Weidenau. Die ersten drei Lebensjahre sind wesentlich für die gesamte Entwicklung des Menschen. Warum, erklärt Psychoanalytiker Heribert Kellnhofer.

Die Bedeutung der ersten Lebensjahre rückt der Lions Club Siegen-Krönchen in einer Zusammenarbeit mit dem Berufskolleg Allgemeingewerbe, Hauswirtschaft und Sozialpädagogik (AHS) des Kreises Siegen-Wittgenstein in den Mittelpunkt. Bei jährlichen Fortbildungstagen sollen angehende Erzieherinnen und Erzieher für besondere Bedürfnisse der Kinder sensibilisiert werden. Am Mittwoch unterschrieben Lions und Berufskolleg einen Kooperationsvertrag, um das Projekt dauerhaft zu sichern. Florian Adam sprach mit Heribert Kellnhofer, Kinder- und Jugendlichen-Psychoanalytiker und Lions-Mitglied.

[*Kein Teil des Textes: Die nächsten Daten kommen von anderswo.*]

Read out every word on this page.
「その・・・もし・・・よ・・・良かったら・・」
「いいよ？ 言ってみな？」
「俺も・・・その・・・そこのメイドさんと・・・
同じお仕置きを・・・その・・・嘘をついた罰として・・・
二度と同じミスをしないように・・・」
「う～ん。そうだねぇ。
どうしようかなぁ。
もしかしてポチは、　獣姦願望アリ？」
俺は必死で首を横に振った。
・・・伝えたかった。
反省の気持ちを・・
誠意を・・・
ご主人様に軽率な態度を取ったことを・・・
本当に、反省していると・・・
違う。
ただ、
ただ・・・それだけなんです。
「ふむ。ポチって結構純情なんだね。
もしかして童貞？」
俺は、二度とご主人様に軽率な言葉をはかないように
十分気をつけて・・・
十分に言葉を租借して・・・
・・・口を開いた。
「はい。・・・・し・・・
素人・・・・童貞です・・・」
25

Die Lions Clubs haben bereits Programme für Jugendliche, Grundschul- und Kindergartenkinder. Ihr Club setzt mit der Kooperation mit dem AHS nun noch früher an – bei den Ein- bis Dreijährigen. Wieso?

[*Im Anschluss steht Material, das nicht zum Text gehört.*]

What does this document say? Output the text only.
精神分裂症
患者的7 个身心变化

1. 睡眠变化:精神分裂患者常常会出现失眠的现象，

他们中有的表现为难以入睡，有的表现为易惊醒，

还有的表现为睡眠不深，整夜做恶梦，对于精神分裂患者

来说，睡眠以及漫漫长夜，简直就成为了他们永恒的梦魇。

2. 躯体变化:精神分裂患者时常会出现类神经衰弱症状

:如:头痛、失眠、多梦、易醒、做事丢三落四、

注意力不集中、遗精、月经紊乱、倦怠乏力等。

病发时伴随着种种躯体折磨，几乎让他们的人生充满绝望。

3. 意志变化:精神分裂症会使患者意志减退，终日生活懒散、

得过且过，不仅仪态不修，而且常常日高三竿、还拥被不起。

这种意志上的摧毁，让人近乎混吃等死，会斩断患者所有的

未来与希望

Ich habe als Kinder- und Jugendtherapeut sehr früh begriffen, wie wichtig die ganz frühe Kindheit ist: Für die Entwicklung, für die Bindungsfähigkeit, für die Individuation. 2016 haben wir dann gesagt: Wir gründen einen Lions Club mit Fokus auch auf die frühe Kindheit, auf die Chancen und Risiken, denen in dieser Zeit Kinder ausgesetzt sind. Uns ging es auch um die Wertschätzung der Menschen, die in dieser Phase Einfluss auf die Kinder nehmen. Dies geschieht leider in unserer Gesellschaft zu wenig.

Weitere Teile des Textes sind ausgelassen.